Testimony: A Rights-Centered Approach To Violent Extremism
WASHINGTON –– Countering far-right violent extremism has become a priority for those working to prevent and counter domestic terrorism, especially after the events of January 6, 2021. Today, Human Rights First President and CEO Michael Breen testified at the Department of Homeland Security (DHS) Center for Prevention Programs and Partnerships (CP3) 8th Digital Forum, “Moving Past the CVE Era: The New National Strategy for Countering Domestic Terrorism.”
“The greatest threat to our democracy is violent white nationalist groups and networks, and organizations like Human Rights First can partner with rights-respecting initiatives to help combat the threat,” said Breen. “Their most dangerous digital activity no longer takes place on conventional social media but rather across rapidly growing far-right social media platforms and encrypted chat tools such as Telegram, Gab, Gettr, and others.”
After 9/11, the U.S. government’s response to terrorism was community-focused programs known as Countering Violent Extremism (CVE). The approach targeted and stigmatized Muslim, Arab, South Asian and other minority communities and proved counterproductive as it damaged the United States’ image overseas and at home.

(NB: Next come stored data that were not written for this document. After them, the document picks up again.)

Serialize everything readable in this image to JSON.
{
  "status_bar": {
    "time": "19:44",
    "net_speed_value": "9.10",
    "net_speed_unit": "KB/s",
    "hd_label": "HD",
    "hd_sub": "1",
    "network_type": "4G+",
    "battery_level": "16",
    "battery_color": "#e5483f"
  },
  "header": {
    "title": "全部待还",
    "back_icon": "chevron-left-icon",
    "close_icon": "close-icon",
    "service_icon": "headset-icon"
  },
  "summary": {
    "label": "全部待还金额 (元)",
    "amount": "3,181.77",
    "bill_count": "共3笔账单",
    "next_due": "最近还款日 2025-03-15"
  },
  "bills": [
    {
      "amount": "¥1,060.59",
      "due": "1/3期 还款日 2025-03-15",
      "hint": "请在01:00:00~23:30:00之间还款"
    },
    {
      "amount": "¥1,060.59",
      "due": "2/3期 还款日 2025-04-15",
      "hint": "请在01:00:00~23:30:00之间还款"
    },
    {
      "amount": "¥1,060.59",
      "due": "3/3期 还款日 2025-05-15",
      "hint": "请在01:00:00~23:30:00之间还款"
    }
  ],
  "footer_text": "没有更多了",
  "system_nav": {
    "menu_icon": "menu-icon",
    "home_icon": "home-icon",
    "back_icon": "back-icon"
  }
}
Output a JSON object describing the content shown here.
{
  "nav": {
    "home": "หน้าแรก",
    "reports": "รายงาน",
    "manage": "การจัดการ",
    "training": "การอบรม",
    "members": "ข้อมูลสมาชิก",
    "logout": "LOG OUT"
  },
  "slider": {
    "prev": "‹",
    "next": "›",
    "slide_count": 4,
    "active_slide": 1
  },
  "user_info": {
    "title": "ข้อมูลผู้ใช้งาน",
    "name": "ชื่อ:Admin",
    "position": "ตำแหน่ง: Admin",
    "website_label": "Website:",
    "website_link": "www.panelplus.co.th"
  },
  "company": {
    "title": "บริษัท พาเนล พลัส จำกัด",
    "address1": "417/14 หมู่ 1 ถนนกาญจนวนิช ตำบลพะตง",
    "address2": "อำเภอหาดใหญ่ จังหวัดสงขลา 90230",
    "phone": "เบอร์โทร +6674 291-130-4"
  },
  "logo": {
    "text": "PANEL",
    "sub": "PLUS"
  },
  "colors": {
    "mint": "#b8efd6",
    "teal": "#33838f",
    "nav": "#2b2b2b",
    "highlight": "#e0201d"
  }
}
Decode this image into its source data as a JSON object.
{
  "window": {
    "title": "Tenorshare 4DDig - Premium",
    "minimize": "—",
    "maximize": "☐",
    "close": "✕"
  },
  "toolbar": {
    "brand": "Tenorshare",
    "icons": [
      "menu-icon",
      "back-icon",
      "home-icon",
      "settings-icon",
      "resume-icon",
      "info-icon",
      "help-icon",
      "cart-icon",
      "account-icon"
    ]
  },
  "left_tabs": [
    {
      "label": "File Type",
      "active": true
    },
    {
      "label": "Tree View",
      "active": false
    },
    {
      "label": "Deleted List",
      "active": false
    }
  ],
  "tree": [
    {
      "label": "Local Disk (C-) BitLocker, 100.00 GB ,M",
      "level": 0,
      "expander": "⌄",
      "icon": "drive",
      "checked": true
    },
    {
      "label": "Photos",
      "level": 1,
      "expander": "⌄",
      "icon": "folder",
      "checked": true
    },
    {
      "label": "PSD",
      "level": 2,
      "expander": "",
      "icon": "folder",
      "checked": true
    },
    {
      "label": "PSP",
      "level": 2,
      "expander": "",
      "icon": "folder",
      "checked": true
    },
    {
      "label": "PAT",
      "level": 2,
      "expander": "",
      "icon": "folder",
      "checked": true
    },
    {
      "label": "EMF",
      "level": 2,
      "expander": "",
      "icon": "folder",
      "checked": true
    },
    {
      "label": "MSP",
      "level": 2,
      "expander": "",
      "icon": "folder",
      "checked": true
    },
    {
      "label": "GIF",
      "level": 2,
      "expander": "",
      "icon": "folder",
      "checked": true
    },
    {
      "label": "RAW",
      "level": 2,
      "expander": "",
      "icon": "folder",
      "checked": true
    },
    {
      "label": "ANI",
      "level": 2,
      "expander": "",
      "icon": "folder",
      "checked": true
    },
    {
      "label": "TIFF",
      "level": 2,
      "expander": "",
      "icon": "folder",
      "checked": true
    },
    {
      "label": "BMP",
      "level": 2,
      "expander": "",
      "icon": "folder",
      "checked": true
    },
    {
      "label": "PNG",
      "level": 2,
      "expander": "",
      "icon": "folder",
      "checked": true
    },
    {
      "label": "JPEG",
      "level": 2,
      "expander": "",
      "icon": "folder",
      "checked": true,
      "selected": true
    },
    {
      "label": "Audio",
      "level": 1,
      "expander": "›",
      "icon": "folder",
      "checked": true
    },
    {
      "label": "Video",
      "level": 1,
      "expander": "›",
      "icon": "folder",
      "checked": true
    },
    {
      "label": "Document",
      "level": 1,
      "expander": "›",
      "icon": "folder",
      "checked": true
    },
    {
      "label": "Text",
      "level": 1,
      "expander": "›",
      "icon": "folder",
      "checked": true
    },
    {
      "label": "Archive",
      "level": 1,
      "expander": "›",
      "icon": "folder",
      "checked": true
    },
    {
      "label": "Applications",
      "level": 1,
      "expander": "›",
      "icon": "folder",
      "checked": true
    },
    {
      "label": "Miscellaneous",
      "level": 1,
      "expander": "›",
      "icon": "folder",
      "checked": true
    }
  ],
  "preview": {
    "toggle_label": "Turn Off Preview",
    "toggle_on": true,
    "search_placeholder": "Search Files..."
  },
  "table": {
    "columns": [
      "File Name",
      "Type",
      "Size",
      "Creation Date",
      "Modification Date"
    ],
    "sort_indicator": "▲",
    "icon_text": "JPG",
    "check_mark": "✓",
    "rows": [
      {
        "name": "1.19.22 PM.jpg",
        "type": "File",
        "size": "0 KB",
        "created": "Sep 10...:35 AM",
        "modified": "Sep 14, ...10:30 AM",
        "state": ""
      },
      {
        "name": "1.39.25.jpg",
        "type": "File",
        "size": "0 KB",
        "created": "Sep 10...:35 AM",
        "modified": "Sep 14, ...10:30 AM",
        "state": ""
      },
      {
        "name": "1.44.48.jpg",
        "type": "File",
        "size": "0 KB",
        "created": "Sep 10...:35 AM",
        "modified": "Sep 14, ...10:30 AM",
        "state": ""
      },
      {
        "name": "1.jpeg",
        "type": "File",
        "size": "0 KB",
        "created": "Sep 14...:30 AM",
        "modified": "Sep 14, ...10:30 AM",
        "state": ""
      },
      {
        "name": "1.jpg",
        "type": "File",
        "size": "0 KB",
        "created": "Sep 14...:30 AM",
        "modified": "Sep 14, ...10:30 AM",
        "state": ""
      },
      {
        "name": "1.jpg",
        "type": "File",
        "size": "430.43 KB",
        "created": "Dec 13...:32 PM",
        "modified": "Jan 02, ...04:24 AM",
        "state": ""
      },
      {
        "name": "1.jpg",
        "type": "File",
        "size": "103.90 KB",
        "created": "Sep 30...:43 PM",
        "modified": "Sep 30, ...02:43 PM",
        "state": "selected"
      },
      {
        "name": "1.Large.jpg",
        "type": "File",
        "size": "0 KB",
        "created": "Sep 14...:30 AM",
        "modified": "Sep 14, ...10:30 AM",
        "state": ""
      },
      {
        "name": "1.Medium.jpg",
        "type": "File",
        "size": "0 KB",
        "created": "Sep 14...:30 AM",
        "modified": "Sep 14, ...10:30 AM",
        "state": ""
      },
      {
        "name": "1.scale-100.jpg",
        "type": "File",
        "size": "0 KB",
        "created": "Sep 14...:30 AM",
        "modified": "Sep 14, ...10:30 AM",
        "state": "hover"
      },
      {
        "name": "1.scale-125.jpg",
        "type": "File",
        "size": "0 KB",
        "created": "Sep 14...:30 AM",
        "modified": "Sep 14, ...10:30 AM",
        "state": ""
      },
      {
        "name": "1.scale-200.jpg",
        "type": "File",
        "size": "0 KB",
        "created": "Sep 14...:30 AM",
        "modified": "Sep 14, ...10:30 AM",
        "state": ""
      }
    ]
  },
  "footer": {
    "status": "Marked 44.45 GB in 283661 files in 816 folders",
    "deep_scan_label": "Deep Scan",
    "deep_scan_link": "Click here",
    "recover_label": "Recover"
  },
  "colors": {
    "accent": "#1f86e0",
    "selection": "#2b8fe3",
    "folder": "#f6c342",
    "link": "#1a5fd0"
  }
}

Human Rights First commends DHS’ move to a public health-based approach to combating domestic violent extremism (DVE) and anti-government violent extremism (AGVE). The organization is launching its program to leverage its global network of NGOs, researchers, and human rights experts to address violent extremism, which targets minority communities and violates human rights.
“We have seen how hateful, racist narratives in other parts of the world have led to violence against the ‘other’ and unfortunately, we have seen it in our nation; we are offering our experience and expertise to help do what often government may not be able to do; to root out these human rights violators at home as we have helped do so overseas,” said Breen.
In his testimony at the hearing, Breen also shared some insight from Human Rights First’s research into how domestic violent extremism grows in the veterans’ community.
- DVE and AGVE recruitment is situationally specific, multi-platformed, and focuses on vulnerable veterans’ grievances. At the same time, extremists use rhetoric, aesthetics, issues, and formats standard in specific communities to disguise their recruitment efforts and mask their content.
- Recruitment messages prioritize action and a sense of community; manipulate concepts of civic nationalism; create an “other;” provide justification for extrajudicial violence; and celebrate the skills and experiences of veterans, current or former law enforcement, and military members.
- Extremists use popular social media platforms — like Facebook, Twitter, and Instagram – to provide people they are looking to recruit with content that speaks to their experiences and frustrations with the government and society.
- DVE/AGVE actors push recruits deeper into their groups’ online ecosystem by providing streams of content that isolate their targets from social ties and reputable sources of information. Core group members allude to and share illegal or violent activities and offer recruits the opportunity to get involved in them.
- Most extremists’ engagement moves offline with involvement in real-world activity or violence (in coordination with a group or alone). From here, tracking and interdiction become much more difficult and may signal a significant increase in their threat to our community. It also signals a total immersion into a DVE/AGVE network and/or ideology.